Que devons-nous surveiller dans les mois à venir? Si nous disposons maintenant d’un « portrait des finances publiques » au pays, les entreprises et citoyens canadiens peuvent raisonnablement s’attendre à ce que leur gouvernement leur dise ce qu’il entend faire dans l’après-pandémie pour gouverner de façon efficace et efficiente ce pays dont les priorités ont profondément changé depuis l’avènement de la COVID 19. Restez attentifs aux événements suivants, que le gouvernement fédéral pourrait utiliser comme tribune pour annoncer les futures mesures : le Parlement devrait reprendre ses travaux le 21 septembre prochain, malgré les pressions exercées par l’opposition politique pour devancer le retour en Chambre. À la reprise du Parlement, le gouvernement libéral pourrait décider de renouveler le discours du Trône, afin de présenter ses priorités politiques pour les mois et les années à venir. Le premier ministre Trudeau pourrait également procéder à un remaniement de son cabinet pour éjecter ceux qui ont fait piètre figure durant la pandémie, et promouvoir ou maintenir en poste ses ministres de premier plan en vue d’orienter l’avenir du pays.

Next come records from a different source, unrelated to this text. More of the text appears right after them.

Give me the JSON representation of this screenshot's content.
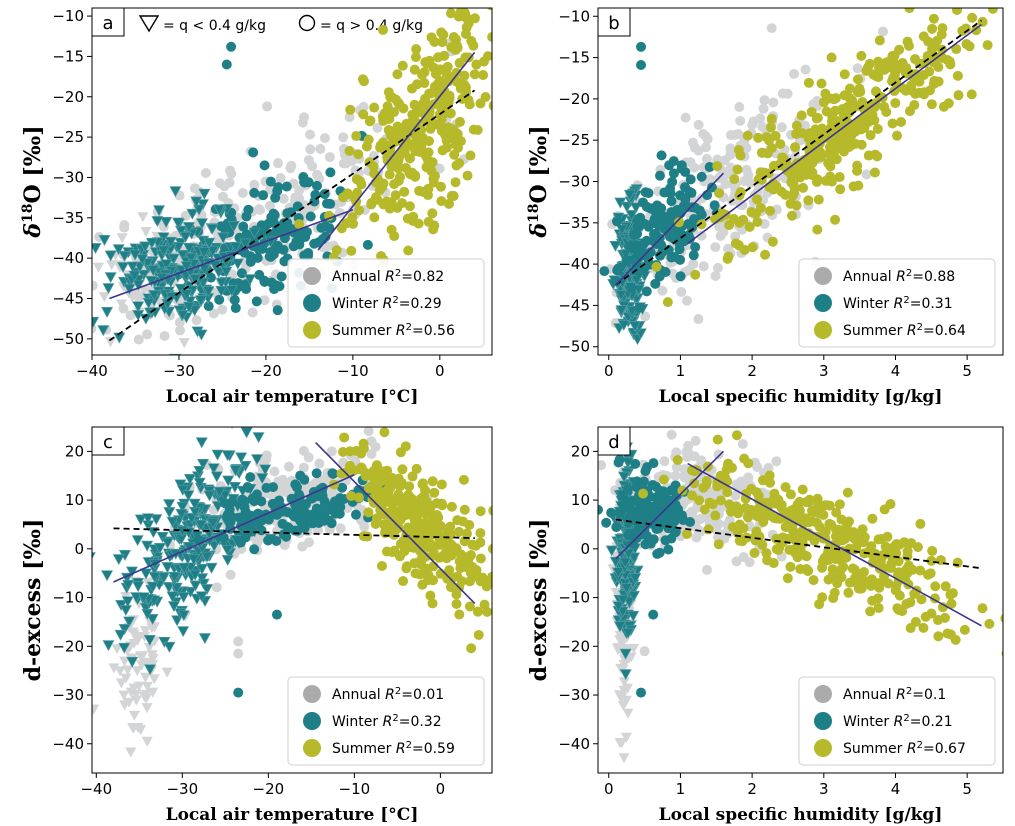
{
  "colors": {
    "annual": "#d3d4d6",
    "winter": "#1f7f86",
    "summer": "#b5b92a",
    "annual_legend": "#ababab",
    "fit_line": "#3c3590",
    "overall_fit": "#000000"
  },
  "top_note": {
    "triangle_text": "= q < 0.4 g/kg",
    "circle_text": "= q > 0.4 g/kg"
  },
  "chart_data": [
    {
      "panel": "a",
      "type": "scatter",
      "xlabel": "Local air temperature  [°C]",
      "ylabel_main": "δ",
      "ylabel_sup": "18",
      "ylabel_tail": "O [‰]",
      "xlim": [
        -40,
        6
      ],
      "ylim": [
        -52,
        -9
      ],
      "xticks": [
        -40,
        -30,
        -20,
        -10,
        0
      ],
      "yticks": [
        -50,
        -45,
        -40,
        -35,
        -30,
        -25,
        -20,
        -15,
        -10
      ],
      "legend": {
        "placement": "lower-right",
        "entries": [
          {
            "label": "Annual",
            "r2": "0.82"
          },
          {
            "label": "Winter",
            "r2": "0.29"
          },
          {
            "label": "Summer",
            "r2": "0.56"
          }
        ]
      },
      "clusters": [
        {
          "series": "annual",
          "marker": "circle",
          "cx": -22,
          "cy": -36,
          "sx": 10,
          "sy": 5,
          "n": 260,
          "seed": 11,
          "slope": 0.55
        },
        {
          "series": "annual",
          "marker": "triangle",
          "cx": -32,
          "cy": -42,
          "sx": 4,
          "sy": 3,
          "n": 90,
          "seed": 12,
          "slope": 0.3
        },
        {
          "series": "winter",
          "marker": "circle",
          "cx": -20,
          "cy": -38,
          "sx": 5,
          "sy": 3.5,
          "n": 170,
          "seed": 13,
          "slope": 0.35
        },
        {
          "series": "winter",
          "marker": "triangle",
          "cx": -30,
          "cy": -41,
          "sx": 4,
          "sy": 3.5,
          "n": 220,
          "seed": 14,
          "slope": 0.3
        },
        {
          "series": "summer",
          "marker": "circle",
          "cx": -2,
          "cy": -23,
          "sx": 4.5,
          "sy": 5.5,
          "n": 320,
          "seed": 15,
          "slope": 1.1
        }
      ],
      "extra_points": [
        {
          "series": "winter",
          "x": -24,
          "y": -13.8
        },
        {
          "series": "winter",
          "x": -24.5,
          "y": -16
        }
      ],
      "fits": [
        {
          "series": "overall",
          "style": "dashed",
          "x": [
            -38,
            4
          ],
          "y": [
            -50.2,
            -19.2
          ]
        },
        {
          "series": "winter",
          "style": "solid",
          "x": [
            -38,
            -10
          ],
          "y": [
            -45,
            -34
          ]
        },
        {
          "series": "summer",
          "style": "solid",
          "x": [
            -14,
            4
          ],
          "y": [
            -39,
            -14.5
          ]
        }
      ]
    },
    {
      "panel": "b",
      "type": "scatter",
      "xlabel": "Local specific humidity [g/kg]",
      "ylabel_main": "δ",
      "ylabel_sup": "18",
      "ylabel_tail": "O [‰]",
      "xlim": [
        -0.15,
        5.5
      ],
      "ylim": [
        -51,
        -9
      ],
      "xticks": [
        0,
        1,
        2,
        3,
        4,
        5
      ],
      "yticks": [
        -50,
        -45,
        -40,
        -35,
        -30,
        -25,
        -20,
        -15,
        -10
      ],
      "legend": {
        "placement": "lower-right",
        "entries": [
          {
            "label": "Annual",
            "r2": "0.88"
          },
          {
            "label": "Winter",
            "r2": "0.31"
          },
          {
            "label": "Summer",
            "r2": "0.64"
          }
        ]
      },
      "clusters": [
        {
          "series": "annual",
          "marker": "circle",
          "cx": 1.6,
          "cy": -32,
          "sx": 0.9,
          "sy": 5,
          "n": 240,
          "seed": 21,
          "slope": 6
        },
        {
          "series": "winter",
          "marker": "triangle",
          "cx": 0.3,
          "cy": -41,
          "sx": 0.08,
          "sy": 4,
          "n": 180,
          "seed": 22,
          "slope": 0
        },
        {
          "series": "winter",
          "marker": "circle",
          "cx": 0.75,
          "cy": -36,
          "sx": 0.3,
          "sy": 3,
          "n": 150,
          "seed": 23,
          "slope": 5
        },
        {
          "series": "summer",
          "marker": "circle",
          "cx": 3.2,
          "cy": -24,
          "sx": 0.95,
          "sy": 3.5,
          "n": 360,
          "seed": 24,
          "slope": 6.3
        }
      ],
      "extra_points": [
        {
          "series": "winter",
          "x": 0.45,
          "y": -13.7
        },
        {
          "series": "winter",
          "x": 0.45,
          "y": -15.9
        }
      ],
      "fits": [
        {
          "series": "overall",
          "style": "dashed",
          "x": [
            0.1,
            5.2
          ],
          "y": [
            -42.5,
            -10.5
          ]
        },
        {
          "series": "winter",
          "style": "solid",
          "x": [
            0.1,
            1.6
          ],
          "y": [
            -42.5,
            -29
          ]
        },
        {
          "series": "summer",
          "style": "solid",
          "x": [
            1.1,
            5.2
          ],
          "y": [
            -37.5,
            -11
          ]
        }
      ]
    },
    {
      "panel": "c",
      "type": "scatter",
      "xlabel": "Local air temperature  [°C]",
      "ylabel_main": "d-excess [‰]",
      "ylabel_sup": "",
      "ylabel_tail": "",
      "xlim": [
        -40.5,
        6
      ],
      "ylim": [
        -46,
        25
      ],
      "xticks": [
        -40,
        -30,
        -20,
        -10,
        0
      ],
      "yticks": [
        -40,
        -30,
        -20,
        -10,
        0,
        10,
        20
      ],
      "legend": {
        "placement": "lower-right",
        "entries": [
          {
            "label": "Annual",
            "r2": "0.01"
          },
          {
            "label": "Winter",
            "r2": "0.32"
          },
          {
            "label": "Summer",
            "r2": "0.59"
          }
        ]
      },
      "clusters": [
        {
          "series": "annual",
          "marker": "circle",
          "cx": -18,
          "cy": 9,
          "sx": 6,
          "sy": 5,
          "n": 220,
          "seed": 31,
          "slope": 0.3
        },
        {
          "series": "annual",
          "marker": "triangle",
          "cx": -35,
          "cy": -22,
          "sx": 2,
          "sy": 8,
          "n": 70,
          "seed": 32,
          "slope": 2
        },
        {
          "series": "winter",
          "marker": "triangle",
          "cx": -29,
          "cy": 1,
          "sx": 4,
          "sy": 7,
          "n": 260,
          "seed": 33,
          "slope": 1.4
        },
        {
          "series": "winter",
          "marker": "circle",
          "cx": -17,
          "cy": 8,
          "sx": 5,
          "sy": 3,
          "n": 160,
          "seed": 34,
          "slope": 0.2
        },
        {
          "series": "summer",
          "marker": "circle",
          "cx": -2,
          "cy": 4,
          "sx": 4.5,
          "sy": 6,
          "n": 320,
          "seed": 35,
          "slope": -1.2
        }
      ],
      "extra_points": [
        {
          "series": "winter",
          "x": -23.5,
          "y": -29.5
        },
        {
          "series": "winter",
          "x": -19,
          "y": -13.5
        },
        {
          "series": "annual",
          "x": -23.5,
          "y": -21.5
        },
        {
          "series": "annual",
          "x": -23.5,
          "y": -19
        }
      ],
      "fits": [
        {
          "series": "overall",
          "style": "dashed",
          "x": [
            -38,
            4
          ],
          "y": [
            4.2,
            2.2
          ]
        },
        {
          "series": "winter",
          "style": "solid",
          "x": [
            -38,
            -10
          ],
          "y": [
            -6.8,
            15.2
          ]
        },
        {
          "series": "summer",
          "style": "solid",
          "x": [
            -14.5,
            4
          ],
          "y": [
            21.8,
            -11.2
          ]
        }
      ]
    },
    {
      "panel": "d",
      "type": "scatter",
      "xlabel": "Local specific humidity [g/kg]",
      "ylabel_main": "d-excess [‰]",
      "ylabel_sup": "",
      "ylabel_tail": "",
      "xlim": [
        -0.15,
        5.5
      ],
      "ylim": [
        -46,
        25
      ],
      "xticks": [
        0,
        1,
        2,
        3,
        4,
        5
      ],
      "yticks": [
        -40,
        -30,
        -20,
        -10,
        0,
        10,
        20
      ],
      "legend": {
        "placement": "lower-right",
        "entries": [
          {
            "label": "Annual",
            "r2": "0.1"
          },
          {
            "label": "Winter",
            "r2": "0.21"
          },
          {
            "label": "Summer",
            "r2": "0.67"
          }
        ]
      },
      "clusters": [
        {
          "series": "annual",
          "marker": "circle",
          "cx": 1.2,
          "cy": 10,
          "sx": 0.6,
          "sy": 5,
          "n": 200,
          "seed": 41,
          "slope": 0
        },
        {
          "series": "annual",
          "marker": "triangle",
          "cx": 0.2,
          "cy": -15,
          "sx": 0.06,
          "sy": 12,
          "n": 90,
          "seed": 42,
          "slope": 0
        },
        {
          "series": "winter",
          "marker": "triangle",
          "cx": 0.25,
          "cy": 0,
          "sx": 0.07,
          "sy": 8,
          "n": 220,
          "seed": 43,
          "slope": 0
        },
        {
          "series": "winter",
          "marker": "circle",
          "cx": 0.6,
          "cy": 8,
          "sx": 0.25,
          "sy": 4,
          "n": 140,
          "seed": 44,
          "slope": 0
        },
        {
          "series": "summer",
          "marker": "circle",
          "cx": 3,
          "cy": 2,
          "sx": 1,
          "sy": 5,
          "n": 340,
          "seed": 45,
          "slope": -6.5
        }
      ],
      "extra_points": [
        {
          "series": "winter",
          "x": 0.45,
          "y": -29.5
        },
        {
          "series": "winter",
          "x": 0.62,
          "y": -13.5
        },
        {
          "series": "annual",
          "x": 0.5,
          "y": -21
        }
      ],
      "fits": [
        {
          "series": "overall",
          "style": "dashed",
          "x": [
            0.1,
            5.2
          ],
          "y": [
            6,
            -4
          ]
        },
        {
          "series": "winter",
          "style": "solid",
          "x": [
            0.1,
            1.6
          ],
          "y": [
            -2,
            20
          ]
        },
        {
          "series": "summer",
          "style": "solid",
          "x": [
            1.1,
            5.2
          ],
          "y": [
            17.5,
            -15.8
          ]
        }
      ]
    }
  ]
}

Le cas échéant, nous pouvons nous attendre à l’élaboration de lettres de mandat pour chaque ministre, qui définiront également les priorités et les aspirations en matière de politiques. Le moment venu, un budget complet sera présenté, indiquant les dépenses prévues par le gouvernement au cours des mois et des années à venir, et à quoi ces sommes seront consacrées. Finances Canada a émis un appel de consultations publiques sur le futur budget, en précisant que le résultat final pourrait se concrétiser à la fin de 2020 ou au début de 2021. Enfin – et il ne s’agit que d’une rumeur pour l’instant –, le premier ministre Trudeau pourrait songer à déclencher des élections fédérales anticipées pour demander aux électeurs de lui accorder un nouveau mandat, en tentant de remporter plus de sièges à la Chambre des communes afin de diriger un puissant gouvernement majoritaire. Le gouvernement libéral jouit actuellement d’un appui majoritaire de la population canadienne, mais le gouvernement minoritaire tire son épingle du jeu; aussi, le déclenchement d’une élection serait un risque calculé.
En résumé, le gouvernement fédéral évalue que le déficit pour l’exercice fiscal en cours est plus important que prévu, et je soupçonne que celui-ci continuera de se creuser d’ici la fin de l’année. Les politiques budgétaires adoptées ont largement contribué à atténuer les répercussions économiques de la pandémie, mais la voie à suivre n’est pas encore tracée. Les risques sanitaires et économiques demeurent élevés; aussi, les perspectives économiques et financières sont source d’incertitude. Le portrait des finances publiques diffusé aujourd’hui témoigne de ces temps incertains, et de nombreuses questions restent sans réponse.